Review: Tower of Dawn

“You looked at me without an ounce of pity. You saw me. Not the chair or the injury. You saw me. It was the first time I’d felt … seen. Felt awake, in a long time.”

Sarah J. Maas delivers all the feels with TOWER OF DAWN. Loyal readers of the series have long awaited to see how Chaol’s narrative would unwind, what path he would take following all that’s transpired. This story certainly gave us that and more.

We saw deeper story lines for other characters like Nesryn and Yrene too (more on Yrene below). Front and center, however, was Chaol’s journey of healing.

Chaol—who has always been loyal, strong—shattered right along with the glass castle. He’s been ripped apart emotionally, roiling in guilt over the blame he feels for letting his men, those he cares for, down. Now, his broken body sits in a chair, a vessel for his deeply broken spirit.

So he and Nesryn travel to Antica, in hopes the legendary healers of the Torre Cesme will heal his body. They also hope to make allies of the southern empire in the looming war.

Nesryn and Chaol meet the current khagan (Urus) and his children (one of which will be chosen to rule): Arghun, Sartaq, Hasar, Kashin and Duva. The youngest of them all, Tumelun, is at the center of a mysterious circumstance which has upset the entire family.

All these new characters, along with the healers we meet, are crucial to Nesryn and Chaol’s futures, as fates twine together in ways unforeseen.

We meet Yrene Towers, a profoundly gifted healer who is sent to work on Chaol. Their relationship begins antagonistically and Yrene challenges Chaol every step of the way. Chaol must face his emotional demons if he is to heal physically—a task that Yrene discovers is much more difficult than expected. Echoes of the dark power that struck him remain, along with the many memories Chaol wishes to forget.

“You may look at me with resentment Yrene Towers, and I will not blame you for it. But believe me when I say there is no one in Erilea who loathes me more than I do myself.”

Their fates tangle together in so many ways, and they both heal essential parts of the other. What’s really beautiful about Chaol’s journey is how intimate it felt, how he was able to dissociate physical vitality from core, emotional self-worth… meaning he learned to accept who he is now, that his disability didn’t define him.
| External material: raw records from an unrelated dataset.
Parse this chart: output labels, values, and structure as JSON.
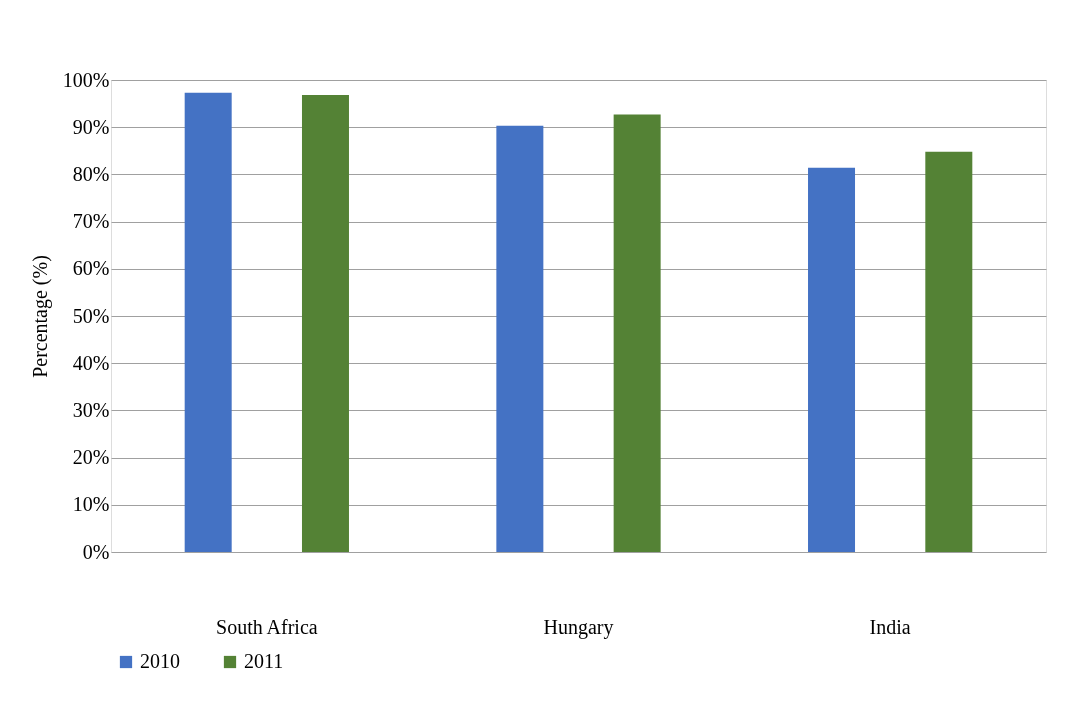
{
  "chart_data": {
    "type": "bar",
    "ylabel": "Percentage (%)",
    "categories": [
      "South Africa",
      "Hungary",
      "India"
    ],
    "series": [
      {
        "name": "2010",
        "color": "#4472c4",
        "values": [
          97.3,
          90.3,
          81.4
        ]
      },
      {
        "name": "2011",
        "color": "#548235",
        "values": [
          96.8,
          92.7,
          84.8
        ]
      }
    ],
    "ylim": [
      0,
      100
    ],
    "yticks": [
      {
        "value": 0,
        "label": "0%"
      },
      {
        "value": 10,
        "label": "10%"
      },
      {
        "value": 20,
        "label": "20%"
      },
      {
        "value": 30,
        "label": "30%"
      },
      {
        "value": 40,
        "label": "40%"
      },
      {
        "value": 50,
        "label": "50%"
      },
      {
        "value": 60,
        "label": "60%"
      },
      {
        "value": 70,
        "label": "70%"
      },
      {
        "value": 80,
        "label": "80%"
      },
      {
        "value": 90,
        "label": "90%"
      },
      {
        "value": 100,
        "label": "100%"
      }
    ],
    "grid": "y",
    "legend": "bottom"
  }
}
There were so many times, especially nearing the end, when I couldn’t stop crying from how certain scenes affected me, how devastated I felt as other scenes unfolded.

Nesryn’s story is a different one. She finally embarks on an adventure that takes her to some seriously scary places, confronting bone-chilling adversaries. Nesryn learns shocking truths that affect the bigger ToG story line too.

There were so many evocative moments, details, threads in this book. I truly loved it—it was so much more than I expected. I loved Yrene and so many of the new characters. Their stories added a richness and depth I didn’t know I needed and as usual, Maas took the time to explore their pasts and presents, their motivations and place in the higher story arc.

And the end… gahhh CHILLS. I can’t wait to continue on with the series and see what happens next.

There is one more thing to say, but if you’d like to avoid spoilers, please stop here (and go read the book!) I also recommend you read THE ASSASSIN’S BLADE—which is the compilation of novellas, ideally before you read this book, although it’s not necessary.





I knew from very early on that Maas was switching love interests (from the moment Yrene walked in the room). While I don’t mind that happening in books, in fact, I think it’s more akin to real life, I worry we’ve seen it too many times, making us feel gun-shy when it comes to investing in the relationships she works to build. So while this didn’t really affect my overall rating—because honestly, I do love how things ended up—I think it’s something to watch in novels to come.